Quatre Cooper pour le prix d’un
Je ne vais pas rentrer dans le détail du résumé, l’intrigue est très riche avec de nombreux personnages.
Au bout des vingt années écoulées, le méchant Cooper (qui sème mort et désolation sur son passage), ne veut pas revenir dans la Chambre Rouge. Il échafaude un plan machiavélique et crée un double qui leurre le vrai Cooper. Voilà ce dernier coincé à Las Vegas dans le rôle d’agent d’assurance avec femme et enfant, complètement décalé par le voyage de retour sur Terre (genre 36 heures de décalage horaire).
Noir cerise
Ce qui frappe le plus en premier dans cette saison, c’est que Lynch a voulu se faire plaisir sans oublier les fans. On retrouve donc un maximum d’acteurs de la série, hors les décédés et, après vingt ans ils sont nombreux, chaque épisode est l’occasion de rendre un hommage.
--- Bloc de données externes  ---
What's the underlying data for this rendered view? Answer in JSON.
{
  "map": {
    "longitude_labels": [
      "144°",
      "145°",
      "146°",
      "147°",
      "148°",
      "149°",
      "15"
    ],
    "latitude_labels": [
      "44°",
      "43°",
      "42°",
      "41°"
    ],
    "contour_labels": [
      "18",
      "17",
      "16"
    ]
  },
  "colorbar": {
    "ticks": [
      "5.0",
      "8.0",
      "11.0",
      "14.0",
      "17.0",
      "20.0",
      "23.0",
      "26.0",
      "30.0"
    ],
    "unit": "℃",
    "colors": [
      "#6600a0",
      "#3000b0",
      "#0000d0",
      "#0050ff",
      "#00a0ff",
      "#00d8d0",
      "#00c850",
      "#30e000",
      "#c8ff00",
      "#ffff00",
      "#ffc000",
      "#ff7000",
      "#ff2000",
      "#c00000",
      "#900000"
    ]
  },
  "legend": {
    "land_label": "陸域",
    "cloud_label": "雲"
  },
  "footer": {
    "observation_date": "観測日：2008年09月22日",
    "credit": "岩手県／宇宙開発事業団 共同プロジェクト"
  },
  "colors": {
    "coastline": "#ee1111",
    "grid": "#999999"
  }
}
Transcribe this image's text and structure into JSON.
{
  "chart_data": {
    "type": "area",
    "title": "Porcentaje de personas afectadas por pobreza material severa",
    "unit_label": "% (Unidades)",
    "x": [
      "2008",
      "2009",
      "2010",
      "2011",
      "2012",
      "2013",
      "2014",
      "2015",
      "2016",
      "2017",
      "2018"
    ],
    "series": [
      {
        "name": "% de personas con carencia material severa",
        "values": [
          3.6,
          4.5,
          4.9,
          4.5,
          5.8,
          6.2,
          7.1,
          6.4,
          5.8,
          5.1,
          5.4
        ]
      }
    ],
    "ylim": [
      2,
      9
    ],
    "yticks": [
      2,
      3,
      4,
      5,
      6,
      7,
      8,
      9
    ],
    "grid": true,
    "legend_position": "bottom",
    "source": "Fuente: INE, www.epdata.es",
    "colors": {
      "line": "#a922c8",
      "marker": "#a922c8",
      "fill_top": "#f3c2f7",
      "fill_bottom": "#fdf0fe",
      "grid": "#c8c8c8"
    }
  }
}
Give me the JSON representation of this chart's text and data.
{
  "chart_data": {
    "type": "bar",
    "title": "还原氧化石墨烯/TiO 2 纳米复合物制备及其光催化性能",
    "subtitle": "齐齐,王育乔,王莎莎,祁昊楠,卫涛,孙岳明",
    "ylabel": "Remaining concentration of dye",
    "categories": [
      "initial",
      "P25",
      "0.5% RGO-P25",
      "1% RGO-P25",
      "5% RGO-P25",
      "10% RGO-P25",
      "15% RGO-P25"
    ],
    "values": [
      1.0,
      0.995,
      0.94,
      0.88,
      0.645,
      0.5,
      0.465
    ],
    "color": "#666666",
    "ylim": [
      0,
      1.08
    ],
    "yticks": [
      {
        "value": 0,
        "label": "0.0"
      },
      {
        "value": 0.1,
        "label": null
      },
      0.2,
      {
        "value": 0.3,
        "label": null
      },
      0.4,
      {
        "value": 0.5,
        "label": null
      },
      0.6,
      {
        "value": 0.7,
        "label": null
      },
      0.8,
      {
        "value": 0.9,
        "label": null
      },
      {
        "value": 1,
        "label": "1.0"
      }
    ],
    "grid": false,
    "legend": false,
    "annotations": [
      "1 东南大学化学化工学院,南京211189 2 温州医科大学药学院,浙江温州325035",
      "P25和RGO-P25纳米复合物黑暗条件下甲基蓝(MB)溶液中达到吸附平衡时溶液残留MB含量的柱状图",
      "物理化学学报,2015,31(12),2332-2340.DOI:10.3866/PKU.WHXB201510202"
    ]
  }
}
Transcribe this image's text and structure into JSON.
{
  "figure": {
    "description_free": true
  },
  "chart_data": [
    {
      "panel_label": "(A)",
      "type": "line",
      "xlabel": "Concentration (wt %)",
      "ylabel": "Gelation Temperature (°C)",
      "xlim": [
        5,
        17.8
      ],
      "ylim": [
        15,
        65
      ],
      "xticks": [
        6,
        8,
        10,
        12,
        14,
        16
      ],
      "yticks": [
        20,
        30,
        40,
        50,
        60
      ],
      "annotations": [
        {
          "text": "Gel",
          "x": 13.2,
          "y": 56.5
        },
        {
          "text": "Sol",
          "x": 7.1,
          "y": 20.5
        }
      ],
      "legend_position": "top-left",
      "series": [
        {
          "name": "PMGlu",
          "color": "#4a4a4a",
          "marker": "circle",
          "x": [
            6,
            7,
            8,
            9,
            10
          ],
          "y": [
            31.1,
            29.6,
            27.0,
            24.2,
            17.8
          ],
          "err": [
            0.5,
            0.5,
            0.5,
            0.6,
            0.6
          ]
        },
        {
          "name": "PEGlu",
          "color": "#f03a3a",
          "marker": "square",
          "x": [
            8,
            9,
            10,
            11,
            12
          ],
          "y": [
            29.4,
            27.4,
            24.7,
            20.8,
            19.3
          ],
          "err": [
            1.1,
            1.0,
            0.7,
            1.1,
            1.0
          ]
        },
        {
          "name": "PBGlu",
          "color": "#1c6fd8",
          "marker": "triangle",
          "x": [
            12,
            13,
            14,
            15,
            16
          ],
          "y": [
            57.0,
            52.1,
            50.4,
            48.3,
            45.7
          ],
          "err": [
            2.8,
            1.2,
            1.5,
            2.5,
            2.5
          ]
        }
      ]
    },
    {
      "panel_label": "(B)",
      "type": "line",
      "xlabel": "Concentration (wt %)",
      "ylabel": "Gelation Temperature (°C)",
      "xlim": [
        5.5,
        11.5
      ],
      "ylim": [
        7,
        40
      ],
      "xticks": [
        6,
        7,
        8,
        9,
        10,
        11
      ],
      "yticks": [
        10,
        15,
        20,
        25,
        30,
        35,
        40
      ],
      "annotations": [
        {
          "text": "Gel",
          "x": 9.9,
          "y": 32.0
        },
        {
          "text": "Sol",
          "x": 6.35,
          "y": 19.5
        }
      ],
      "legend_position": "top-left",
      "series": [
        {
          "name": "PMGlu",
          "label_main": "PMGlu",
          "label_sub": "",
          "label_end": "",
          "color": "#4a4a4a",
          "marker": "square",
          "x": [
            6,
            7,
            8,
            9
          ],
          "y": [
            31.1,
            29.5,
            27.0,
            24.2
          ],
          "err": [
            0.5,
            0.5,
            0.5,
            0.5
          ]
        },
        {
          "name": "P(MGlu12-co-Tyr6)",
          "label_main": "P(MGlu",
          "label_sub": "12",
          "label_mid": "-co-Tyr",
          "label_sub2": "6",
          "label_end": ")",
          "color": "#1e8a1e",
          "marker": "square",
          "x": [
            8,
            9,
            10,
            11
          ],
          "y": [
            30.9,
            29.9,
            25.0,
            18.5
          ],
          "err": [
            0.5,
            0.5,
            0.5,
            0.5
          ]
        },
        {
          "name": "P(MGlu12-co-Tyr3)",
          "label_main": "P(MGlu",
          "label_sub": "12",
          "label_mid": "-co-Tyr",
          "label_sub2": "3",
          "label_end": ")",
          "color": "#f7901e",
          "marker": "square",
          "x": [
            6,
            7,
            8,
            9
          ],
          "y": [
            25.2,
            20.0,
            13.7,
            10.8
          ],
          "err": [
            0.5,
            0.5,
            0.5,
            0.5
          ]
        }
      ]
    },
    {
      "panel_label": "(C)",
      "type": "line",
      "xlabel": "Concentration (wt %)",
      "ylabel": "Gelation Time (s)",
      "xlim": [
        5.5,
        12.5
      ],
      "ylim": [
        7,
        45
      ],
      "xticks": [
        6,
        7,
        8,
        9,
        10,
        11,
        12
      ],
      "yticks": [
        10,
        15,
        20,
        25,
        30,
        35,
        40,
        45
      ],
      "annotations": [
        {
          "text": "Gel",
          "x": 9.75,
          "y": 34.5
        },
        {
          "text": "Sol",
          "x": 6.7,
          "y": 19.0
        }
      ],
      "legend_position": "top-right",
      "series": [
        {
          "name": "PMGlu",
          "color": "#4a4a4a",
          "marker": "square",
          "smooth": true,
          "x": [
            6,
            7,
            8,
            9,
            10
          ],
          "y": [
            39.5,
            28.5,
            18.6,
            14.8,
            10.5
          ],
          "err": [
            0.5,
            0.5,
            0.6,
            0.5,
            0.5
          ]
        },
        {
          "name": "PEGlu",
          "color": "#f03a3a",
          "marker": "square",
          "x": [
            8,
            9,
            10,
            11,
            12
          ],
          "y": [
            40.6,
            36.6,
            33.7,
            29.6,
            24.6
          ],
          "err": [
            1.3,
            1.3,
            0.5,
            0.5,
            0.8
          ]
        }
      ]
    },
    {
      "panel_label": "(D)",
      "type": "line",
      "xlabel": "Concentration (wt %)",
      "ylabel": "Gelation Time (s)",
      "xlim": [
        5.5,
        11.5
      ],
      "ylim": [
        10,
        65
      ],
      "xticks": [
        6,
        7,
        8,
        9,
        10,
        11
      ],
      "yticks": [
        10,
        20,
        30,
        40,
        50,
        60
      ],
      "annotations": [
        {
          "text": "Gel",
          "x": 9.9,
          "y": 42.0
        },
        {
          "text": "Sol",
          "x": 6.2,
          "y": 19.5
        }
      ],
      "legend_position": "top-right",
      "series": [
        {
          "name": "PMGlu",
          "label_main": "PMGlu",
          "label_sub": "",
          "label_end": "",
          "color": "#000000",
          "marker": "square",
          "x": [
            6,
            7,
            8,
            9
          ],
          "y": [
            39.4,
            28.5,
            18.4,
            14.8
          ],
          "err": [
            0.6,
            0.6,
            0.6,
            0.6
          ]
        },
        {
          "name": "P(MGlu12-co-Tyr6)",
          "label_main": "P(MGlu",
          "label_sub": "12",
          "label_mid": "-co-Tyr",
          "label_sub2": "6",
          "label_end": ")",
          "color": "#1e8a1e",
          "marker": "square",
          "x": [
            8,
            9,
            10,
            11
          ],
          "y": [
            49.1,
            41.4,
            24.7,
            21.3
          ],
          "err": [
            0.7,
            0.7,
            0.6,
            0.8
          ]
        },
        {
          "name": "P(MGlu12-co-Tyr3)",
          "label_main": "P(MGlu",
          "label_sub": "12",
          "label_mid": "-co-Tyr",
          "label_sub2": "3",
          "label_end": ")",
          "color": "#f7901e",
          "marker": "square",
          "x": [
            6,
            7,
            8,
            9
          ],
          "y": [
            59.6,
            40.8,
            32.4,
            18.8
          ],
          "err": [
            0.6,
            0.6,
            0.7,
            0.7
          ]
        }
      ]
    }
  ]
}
Plus frappant, Lynch a fait appel à des comédiens qu’il a utilisé pour ses films (Naomi Watts, Laura Dern…). Et, alors qu’il aurait pu partir sur quelque chose de différent, Lynch choisit de travailler l’univers original (série + film) en développant des choses justes entrevues (Diana, qui n’est qu’une personnage virtuel à l’intention de laquelle l’agent Cooper enregistre des messages, l’agent interprété par David Bowie qui revient sous forme de théière géante dans un surmonde parallèle). La vraie grosse absence, c’est le personnage de Donna Hayward interprété par Lara Flynn Boyle dans la série et qui a refusé le rôle, pour cause de scènes assez chaudes, dans le film. C’était un de mes personnages préférés et j’aurais été curieux de le voir évoluer.
Mais le vrai coup de génie, c’est de montrer petit à petit que la Chambre Rouge n’est qu’une partie d’un univers plus large. Rester sur les mystères originels aurait senti le réchauffé. En faire les bases d’une mythologie plus vaste (nouvelles entités maléfiques, nouveaux lieux chtarbes) relance l’univers de manière séduisante, on retrouve le sentiment de mystère de la série originale, sentiment renforcé par les choix artistiques de Lynch. Sans compter le retour de Laura Palmer dont la mort est considérée comme l’élément fondateur de TOUT.
L’arbre mort et la théière
Ce qui a suscité l’avalanche de commentaires enthousiastes, c’est le fait que Lynch a eu visiblement carte blanche. Épisode horrifique purement expérimental, scènes qui s’étirent dans le grotesque, guests stars qui ont juste une scène, éléments narratifs à peine reliés à l’histoire centrale qui permettent à d’anciens personnages d’exister sans parasiter le récit, il y a de quoi faire peur aux amateurs de séries plus classiques. On frôle le n’importe quoi (le personnage de l’arbre mort ou la théière/Bowie ont de quoi faire douter) mais ce n’est en fait pas si important, ce sont des éléments accessoires d’un univers suffisamment riche pour qu’on ne s’y attarde pas. Ce qui est important, c’est que Lynch continue à faire peur avec juste de la mise en scène, qu’il propose des choses jamais vues ailleurs propres à enrichir notre propre univers mental et démontre que l’on peut faire du cinéma ou de la série avec une ambition artistique qui peut toucher un public plus large que les amateurs d’art moderne.
La retraite à 80 ans
Je terminerai avec ce qui me semble le seul point faible de cette troisième saison : l’âge des acteurs des saisons précédentes. Une bonne partie d’entre eux ont largement atteint l’âge de la retraite par rapport au métier qu’ils font même si aux États-Unis on peut se retrouver à bosser longtemps. Le couple formé par l’agent Andy et la standardiste Lucy fait un peu pitié (même si j’imagine que ça a dû beaucoup amuser Lynch d’en faire des personnages immuables dans leurs rapports et aspects physique) et on se demande comment ces agents du FBI peuvent travailler à un âge aussi avancé. Comme Norma Jennings, qui aurait dû vendre son restaurant depuis longtemps.
Mais que ces menues réserves ne vous refroidissent pas. Si vous aimez le travail de Lynch, c’est incontournable. Si vous aimez les expériences narratives, les choses qui grattent, c’est indispensable. Chapeau bas.
Et j’irai acheter la saison 4 si elle a la moindre chance de voir le jour.